Digital Identity was another hot topic at the conference. The new capabilities developing in AI allow systems to analyze large amounts of data about you. The internet will be searching you, not the other way around. Online messaging and experiences will be specific to producing the desired outcome from you based on this analysis.
Yasodara Cordova, the Head of Technology at Unico, and Harry Halpin, the CEO of NYM Technologies, delved into the significance of digital identity, which, while a fluid definition, encompasses facts like names, Social Security numbers, addresses, as well as characteristics such as food preferences, or political leanings otherwise known as your social identity. This digital identity tells a story about individuals that can be exploited, which will require careful safeguarding of personal information.
Technology will become increasingly more invisible and inobtrusive. Instead of tethered to screens, humans will work with technology in a more natural, intuitive manner.
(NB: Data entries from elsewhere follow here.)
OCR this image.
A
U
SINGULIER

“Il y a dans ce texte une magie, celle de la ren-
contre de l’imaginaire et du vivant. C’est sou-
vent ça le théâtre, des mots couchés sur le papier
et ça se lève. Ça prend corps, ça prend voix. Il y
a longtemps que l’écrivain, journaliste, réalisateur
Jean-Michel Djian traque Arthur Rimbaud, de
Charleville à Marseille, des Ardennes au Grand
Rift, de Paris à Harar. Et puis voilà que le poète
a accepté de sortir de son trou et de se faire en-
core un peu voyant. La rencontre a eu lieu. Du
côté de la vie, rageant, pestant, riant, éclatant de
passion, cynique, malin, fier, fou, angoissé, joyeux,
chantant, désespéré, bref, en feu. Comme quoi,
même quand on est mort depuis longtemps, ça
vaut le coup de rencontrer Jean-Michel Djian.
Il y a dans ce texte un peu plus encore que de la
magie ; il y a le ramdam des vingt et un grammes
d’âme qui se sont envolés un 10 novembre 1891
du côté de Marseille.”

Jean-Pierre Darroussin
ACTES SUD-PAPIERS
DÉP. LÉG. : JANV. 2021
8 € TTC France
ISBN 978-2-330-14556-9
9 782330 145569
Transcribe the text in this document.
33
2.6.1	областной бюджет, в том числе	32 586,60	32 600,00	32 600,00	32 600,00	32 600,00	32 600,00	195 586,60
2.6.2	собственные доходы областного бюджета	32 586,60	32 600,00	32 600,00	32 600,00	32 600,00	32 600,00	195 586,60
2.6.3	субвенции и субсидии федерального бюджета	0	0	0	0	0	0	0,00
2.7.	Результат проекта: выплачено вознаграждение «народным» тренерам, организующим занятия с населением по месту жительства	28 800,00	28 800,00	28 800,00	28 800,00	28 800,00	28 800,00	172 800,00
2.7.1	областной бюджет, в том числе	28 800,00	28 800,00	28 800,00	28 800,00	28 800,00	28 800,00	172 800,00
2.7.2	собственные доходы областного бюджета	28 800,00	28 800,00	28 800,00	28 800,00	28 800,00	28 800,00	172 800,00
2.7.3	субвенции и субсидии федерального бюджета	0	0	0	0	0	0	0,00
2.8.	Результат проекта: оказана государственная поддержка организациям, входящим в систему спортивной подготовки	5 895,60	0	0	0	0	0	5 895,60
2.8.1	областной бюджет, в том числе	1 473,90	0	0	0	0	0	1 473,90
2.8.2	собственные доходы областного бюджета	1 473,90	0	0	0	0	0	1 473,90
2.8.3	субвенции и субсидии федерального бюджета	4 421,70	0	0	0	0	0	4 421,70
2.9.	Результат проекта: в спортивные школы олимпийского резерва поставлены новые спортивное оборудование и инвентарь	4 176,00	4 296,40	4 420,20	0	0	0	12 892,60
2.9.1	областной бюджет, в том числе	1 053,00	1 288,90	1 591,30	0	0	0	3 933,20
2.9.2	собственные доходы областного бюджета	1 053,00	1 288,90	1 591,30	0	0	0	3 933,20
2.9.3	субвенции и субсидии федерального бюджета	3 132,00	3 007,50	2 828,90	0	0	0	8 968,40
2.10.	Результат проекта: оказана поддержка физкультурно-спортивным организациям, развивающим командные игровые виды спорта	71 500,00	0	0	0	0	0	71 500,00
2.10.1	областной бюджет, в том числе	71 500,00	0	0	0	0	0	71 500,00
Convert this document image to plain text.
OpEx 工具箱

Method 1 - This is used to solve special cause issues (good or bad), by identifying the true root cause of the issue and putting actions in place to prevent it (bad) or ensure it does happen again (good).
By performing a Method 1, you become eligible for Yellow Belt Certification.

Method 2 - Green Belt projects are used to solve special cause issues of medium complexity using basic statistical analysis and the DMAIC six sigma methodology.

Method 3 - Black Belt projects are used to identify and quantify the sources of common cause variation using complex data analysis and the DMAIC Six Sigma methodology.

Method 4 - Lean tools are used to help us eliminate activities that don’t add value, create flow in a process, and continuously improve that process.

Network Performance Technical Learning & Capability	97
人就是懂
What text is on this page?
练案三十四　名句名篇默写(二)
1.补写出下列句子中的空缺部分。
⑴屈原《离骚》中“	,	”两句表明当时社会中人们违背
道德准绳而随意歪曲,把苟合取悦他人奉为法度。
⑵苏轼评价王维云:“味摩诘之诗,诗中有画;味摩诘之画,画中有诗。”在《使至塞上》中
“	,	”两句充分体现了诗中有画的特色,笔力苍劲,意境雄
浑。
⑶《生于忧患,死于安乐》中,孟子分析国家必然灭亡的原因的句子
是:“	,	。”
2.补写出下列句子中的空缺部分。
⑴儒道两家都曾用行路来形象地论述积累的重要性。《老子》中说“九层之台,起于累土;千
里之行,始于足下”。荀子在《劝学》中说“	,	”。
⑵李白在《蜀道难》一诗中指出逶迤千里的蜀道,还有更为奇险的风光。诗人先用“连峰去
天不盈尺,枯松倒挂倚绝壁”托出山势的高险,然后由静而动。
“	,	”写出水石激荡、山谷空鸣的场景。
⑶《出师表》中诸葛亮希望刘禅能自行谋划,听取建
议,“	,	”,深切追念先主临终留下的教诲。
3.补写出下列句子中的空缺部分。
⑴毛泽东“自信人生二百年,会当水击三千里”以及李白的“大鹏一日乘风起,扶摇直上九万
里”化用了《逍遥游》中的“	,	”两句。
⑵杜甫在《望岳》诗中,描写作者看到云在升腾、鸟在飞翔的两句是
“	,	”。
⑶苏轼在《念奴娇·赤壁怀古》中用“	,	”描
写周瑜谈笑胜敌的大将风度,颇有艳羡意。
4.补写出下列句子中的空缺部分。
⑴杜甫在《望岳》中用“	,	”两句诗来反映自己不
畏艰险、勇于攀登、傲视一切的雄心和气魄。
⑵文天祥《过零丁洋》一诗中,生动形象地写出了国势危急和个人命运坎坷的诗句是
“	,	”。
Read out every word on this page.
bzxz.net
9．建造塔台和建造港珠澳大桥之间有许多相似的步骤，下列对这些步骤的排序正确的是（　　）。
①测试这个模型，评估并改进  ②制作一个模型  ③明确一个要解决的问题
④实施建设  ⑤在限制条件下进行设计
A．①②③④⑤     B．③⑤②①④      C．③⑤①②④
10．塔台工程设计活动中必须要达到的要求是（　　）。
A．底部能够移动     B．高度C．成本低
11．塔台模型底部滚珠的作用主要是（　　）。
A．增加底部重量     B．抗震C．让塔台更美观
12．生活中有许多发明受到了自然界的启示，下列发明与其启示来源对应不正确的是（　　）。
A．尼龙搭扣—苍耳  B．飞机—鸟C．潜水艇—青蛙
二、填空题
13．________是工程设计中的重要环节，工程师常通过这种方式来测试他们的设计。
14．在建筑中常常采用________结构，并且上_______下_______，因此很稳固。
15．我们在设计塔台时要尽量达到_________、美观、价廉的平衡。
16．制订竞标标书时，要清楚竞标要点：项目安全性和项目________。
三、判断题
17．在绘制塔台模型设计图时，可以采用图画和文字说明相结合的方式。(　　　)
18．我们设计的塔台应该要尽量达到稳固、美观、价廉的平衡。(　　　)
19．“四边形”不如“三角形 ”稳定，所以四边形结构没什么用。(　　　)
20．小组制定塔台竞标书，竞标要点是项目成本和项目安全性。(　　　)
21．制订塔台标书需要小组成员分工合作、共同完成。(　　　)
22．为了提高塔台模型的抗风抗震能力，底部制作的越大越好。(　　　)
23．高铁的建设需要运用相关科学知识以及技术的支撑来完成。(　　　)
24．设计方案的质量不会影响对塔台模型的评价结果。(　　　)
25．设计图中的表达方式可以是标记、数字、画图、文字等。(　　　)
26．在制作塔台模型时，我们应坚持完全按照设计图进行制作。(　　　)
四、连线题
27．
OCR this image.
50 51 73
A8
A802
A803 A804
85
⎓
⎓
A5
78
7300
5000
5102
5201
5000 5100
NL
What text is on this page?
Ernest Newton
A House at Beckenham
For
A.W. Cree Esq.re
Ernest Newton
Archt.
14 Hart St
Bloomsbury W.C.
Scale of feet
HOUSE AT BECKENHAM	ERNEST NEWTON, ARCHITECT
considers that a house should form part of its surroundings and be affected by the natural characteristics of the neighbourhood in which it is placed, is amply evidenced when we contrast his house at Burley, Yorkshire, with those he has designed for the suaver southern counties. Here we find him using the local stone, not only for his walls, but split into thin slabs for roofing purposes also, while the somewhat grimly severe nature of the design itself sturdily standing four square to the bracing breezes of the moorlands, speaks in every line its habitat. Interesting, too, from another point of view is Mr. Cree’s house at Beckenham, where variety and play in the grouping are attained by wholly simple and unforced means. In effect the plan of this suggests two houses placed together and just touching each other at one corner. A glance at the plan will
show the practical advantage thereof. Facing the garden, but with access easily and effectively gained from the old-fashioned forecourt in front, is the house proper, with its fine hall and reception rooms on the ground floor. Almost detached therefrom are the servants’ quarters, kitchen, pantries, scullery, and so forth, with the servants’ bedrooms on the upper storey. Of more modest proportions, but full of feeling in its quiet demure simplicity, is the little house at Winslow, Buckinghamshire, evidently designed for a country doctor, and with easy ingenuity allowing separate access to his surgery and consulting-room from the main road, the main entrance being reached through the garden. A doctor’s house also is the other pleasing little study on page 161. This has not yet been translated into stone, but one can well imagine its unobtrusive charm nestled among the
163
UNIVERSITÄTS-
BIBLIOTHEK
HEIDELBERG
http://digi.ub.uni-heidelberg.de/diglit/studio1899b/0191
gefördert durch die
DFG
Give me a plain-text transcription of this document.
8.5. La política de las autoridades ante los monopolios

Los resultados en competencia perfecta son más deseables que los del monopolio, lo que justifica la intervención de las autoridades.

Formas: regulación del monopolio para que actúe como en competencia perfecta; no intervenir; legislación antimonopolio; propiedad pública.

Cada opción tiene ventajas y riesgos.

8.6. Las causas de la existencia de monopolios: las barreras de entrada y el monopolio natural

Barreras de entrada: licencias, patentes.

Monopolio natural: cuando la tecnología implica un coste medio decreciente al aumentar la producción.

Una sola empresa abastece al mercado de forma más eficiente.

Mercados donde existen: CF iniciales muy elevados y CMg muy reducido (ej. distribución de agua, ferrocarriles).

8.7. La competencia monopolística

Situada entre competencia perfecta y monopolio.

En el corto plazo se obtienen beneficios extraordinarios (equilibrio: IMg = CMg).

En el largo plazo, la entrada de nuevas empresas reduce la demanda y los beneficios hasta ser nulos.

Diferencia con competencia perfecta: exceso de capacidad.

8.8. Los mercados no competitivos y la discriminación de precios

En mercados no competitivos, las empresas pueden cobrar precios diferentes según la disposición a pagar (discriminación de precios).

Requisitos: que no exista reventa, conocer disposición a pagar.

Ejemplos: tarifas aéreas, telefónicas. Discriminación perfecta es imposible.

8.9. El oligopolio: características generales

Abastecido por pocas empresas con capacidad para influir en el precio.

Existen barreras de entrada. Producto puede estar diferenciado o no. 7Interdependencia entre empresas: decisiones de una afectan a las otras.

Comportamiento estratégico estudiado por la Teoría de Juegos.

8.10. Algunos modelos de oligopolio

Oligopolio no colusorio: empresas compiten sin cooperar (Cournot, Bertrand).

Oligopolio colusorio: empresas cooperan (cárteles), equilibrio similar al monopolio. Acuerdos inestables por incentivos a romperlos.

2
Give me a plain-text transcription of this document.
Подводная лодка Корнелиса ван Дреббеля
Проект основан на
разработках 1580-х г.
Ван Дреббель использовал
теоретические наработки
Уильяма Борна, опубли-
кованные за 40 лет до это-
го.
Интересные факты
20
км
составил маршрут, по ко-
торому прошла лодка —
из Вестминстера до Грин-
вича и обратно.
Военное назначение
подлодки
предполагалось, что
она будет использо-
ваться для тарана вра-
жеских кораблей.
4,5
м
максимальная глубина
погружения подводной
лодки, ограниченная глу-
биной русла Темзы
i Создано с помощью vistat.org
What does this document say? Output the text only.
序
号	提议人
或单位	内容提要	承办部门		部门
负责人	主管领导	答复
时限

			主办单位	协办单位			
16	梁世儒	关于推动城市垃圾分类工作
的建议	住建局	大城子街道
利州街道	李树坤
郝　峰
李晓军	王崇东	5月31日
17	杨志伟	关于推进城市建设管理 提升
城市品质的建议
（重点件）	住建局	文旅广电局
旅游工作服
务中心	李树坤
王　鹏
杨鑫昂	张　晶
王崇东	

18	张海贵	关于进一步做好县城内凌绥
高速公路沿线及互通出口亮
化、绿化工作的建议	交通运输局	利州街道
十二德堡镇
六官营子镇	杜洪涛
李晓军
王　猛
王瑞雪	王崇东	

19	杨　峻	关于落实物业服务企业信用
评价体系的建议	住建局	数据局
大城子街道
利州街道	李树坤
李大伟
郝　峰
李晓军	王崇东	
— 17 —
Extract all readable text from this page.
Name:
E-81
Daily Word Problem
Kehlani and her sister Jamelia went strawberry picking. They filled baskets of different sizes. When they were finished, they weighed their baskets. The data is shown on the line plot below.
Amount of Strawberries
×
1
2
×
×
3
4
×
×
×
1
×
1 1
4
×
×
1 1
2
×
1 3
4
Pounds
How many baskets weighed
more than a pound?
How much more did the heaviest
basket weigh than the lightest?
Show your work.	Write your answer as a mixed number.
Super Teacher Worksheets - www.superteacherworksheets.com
These improvements will enhance user experience, reduce cognitive load, make technology more approachable, foster more innovation and enhance our well-being. For example, the company HU.MA.NE is building a hardware and services platform based on AI that will have no screens.
AI + inequality
The lack of access to AI in modern culture will likely exacerbate existing inequalities, leaving disadvantaged communities further behind in terms of opportunities, resources, and economic growth. Conversely, those with access to AI will reap substantial benefits, such as increased efficiency, enhanced decision-making, and improved quality of life, widening the gap between the two groups.
AI + ethics
The current ethical issues in AI development include biased algorithms that perpetuate existing social inequalities and unjust outcomes, privacy concerns related to the collection, as well as use and sharing of personal data. Additionally, the potential misuse of AI in surveillance, autonomous weaponry, and the displacement of human labor raises moral dilemmas and societal concerns.
AI + human intelligence
AI experts at SXSW generally presented a consensus that artificial general intelligence – AI that learn and adapt intellectually as well as humans — is very close to reality. Opinions differed about just when it would arrive, but all agreed that it’s on the horizon.
Internet of you
With the ability for AI to speed up the collection, analysis and classification of data, everything people do is becoming data. Apple Watches capture heart rates, sleep quality, steps per day and more. Digital meetings and classes provide insightful interaction data. Even human waste can be and is being analyzed for disease in the interest of public health. This vast quantity of data will be used to create increasingly personalized digital experiences and devices.
As the world gets closer to the horizon of its newest technologies, businesses must adapt to the significant ways cultures shift and the challenges and opportunities that arise in the slipstream. Every now and then, it’s useful to take out the telescope and scan what’s approaching to better prepare for the future.